Monday, November 14, 2011

Why I Will Never be a High School Football Coach

Not because I don't know the rules of football by heart or even because sometimes I accuse the referees of calling "travelling" (wrong sport), but because I love my son too much.

During one of the first football games of his 9th grade year - the first time he'd played school ball - his previous coach (who also has a son on the team) approached me and said that he was so pleased to see McRae playing. "That kid plays with so much heart," he told me.

I ignored the moisture welling up in the bottom of my eyes and smiled, trying not to think about how worried I was that he wouldn't get as much play time as the bigger kids on the team, simply due to his size not his ability, and continued to watch the game.

As he stood there suited up on the sideline, he moved with the coaches and players, watching every play, congratulating teammates on things they did well and cheering for his team. He slapped helmets and patted butts just like you see the NFL players do. He got in for a few plays and executed them beautifully. He was always ON.

Repeat for the next 2 months, at every game.

He felt the defeats, of which there were only a few, and celebrated the wins along with his team. After every single game, his dad and I told him how much we enjoyed watching him and his team play and we pushed down our frustration with seeing only a handful of players out on the field for the majority of the game over and over again. We knew he noticed it too, but any parent with a kid in sports knows that these are not the things you focus on. Your only focus is to support, support, support.

It's the coaches job to coach.

So we let them.

The thing about it is, although we don't question the coaches tactics or their plays or their decisions, football is a team sport. Everyone should get to play for more than a few plays per game...especially if they have never missed a practice and show a good attitude and eagerness to improve. And those exceptional players? They need a break sometimes. We are talking about growing kids here, not fully developed adults - you push their bodies now, they will pay later. And trust me, there is a ton of research backing this up.

Of course I support safely growing a young player who shows exceptional abilities too...but not at the expense of the rest of the kids on the team or his health. Let that exceptional kid shine, but let others get a chance too. Yes, I know, I'm not there for every minute of every practice and I've already admitted I know only enough about football to follow the game without being completely confused (most of the time), but I also know how it feels to wait for your turn, and to never get it. I know how it feels to want something, and never get it. I know how it feels to be overlooked. And I know how it feels when a few people are given the chances over and over again, while the rest of us watch from the sidelines.

It doesn't feel good.

But we sign a code of conduct when we let our kids play in organized sports...and we set good examples by following that code by not questioning the coaches. That code? It sometimes feels more like a gag order.
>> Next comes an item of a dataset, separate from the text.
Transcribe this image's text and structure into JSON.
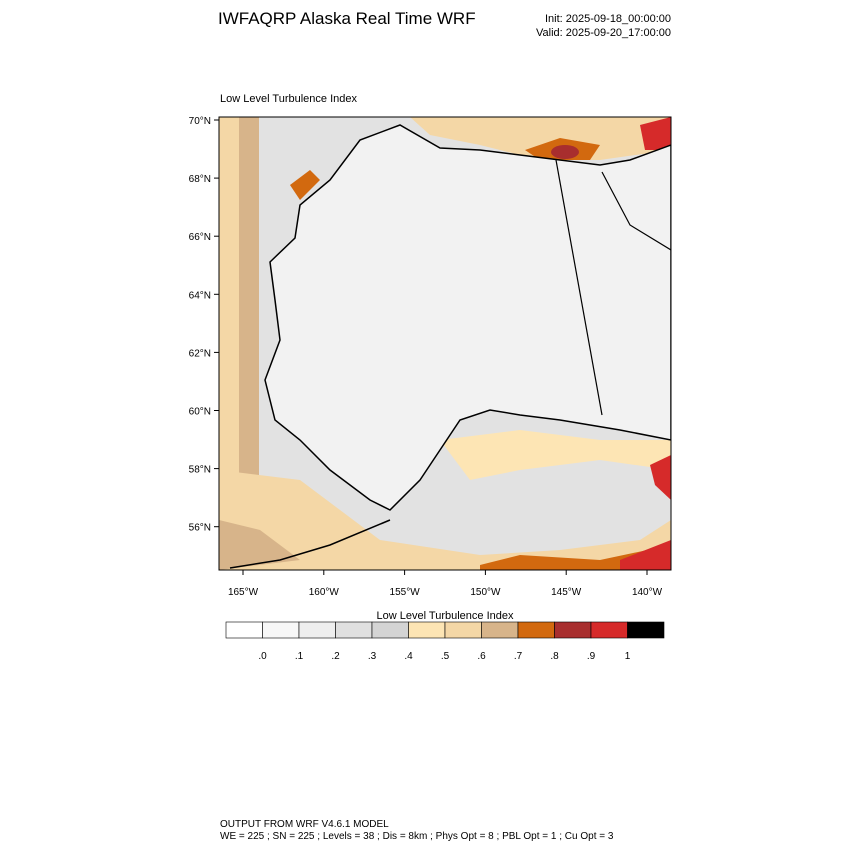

These boys are young. Most of them are 14 years old. Do you remember being 14? Do you remember all of the turmoil, growing, learning and maturing that happens when you are 14?

Sometimes I think the coaches don't remember. I'm not trying to belittle their job because there is no way that I could do it. But at the end of the last game of their season, when our head coach stood there and pumped up the boys, preparing them for 10th grade football and thanking them for being excellent players, students and kids he was saying all of the right things until...

"I'm sorry that all of you couldn't play as much as you would have liked...sometimes it just works out that way. That's why we had that special game for you to play against XYZ team, so that you could play too and feel what it's like."

It was all fine until then. I'm not the only parent who wanted to morph into mama bear mode and release a can of you-know-what on our coach, even though he is a perfectly nice man. And I also know that a lot of the boys kneeling there, on the grass beaming up at their coach with respect and admiration, felt like it was a slap in the face too.

How about you just let them play next time?

So yes, no. You won't find me on the other end of the clipboard, calling the shots, making the playbooks and choosing who gets to go out on the field and when.

Not a chance.

That's why I think I love baseball more than football, everyone gets a turn at bat.

4 comments:

Anonymous said...

As YOU know, I was shocked at the patronizing talk given by that person.

And proud of your boy, who is a better man.

You made your point very well.

Probably a good thing you gave yourself time to reflect on the season... wish the coaches would do the same!

xxxooomom

Julie H said...

My son played pop warner last year and was hardly put in at all. He's EIGHT. (7 last year). So they start early with their picking the favorites.

Miller Family said...

I feel your frustration as a parent. That has been happening in Basketball this season and we are almost done. Ty is 10 and played pretty much every minute of the grid kids football games, but now hardly plays in BB. Different coaches, different strategies I guess. (fball was great cause everyone on our team got to play equally! Maybe because we are a smaller town) As a coach (of boys soccer), my main goal was for the boys to have fun and play their best. I switched the kids every 5 minutes regardless if we were winning or losing. We were 5 and 1. Kudos to you for being so supportive of your son and his sports. If I was in your shoes and would have heard that speech, I would have pulled out my can of you know what and pulled the coach aside, much to the embarrassment of my husband. Hang in there. The coach will get what's coming to him.

Trooper Thorn said...

It's too bad that the coach does not see beyond the immediate play. You need to give kids "game" experience so they can fill in when others are injured as the season goes on. And what abotu next year? When some of those exceptional kids quit playing where are you going to get their replacements from if you turned off the back ups by not playing them more?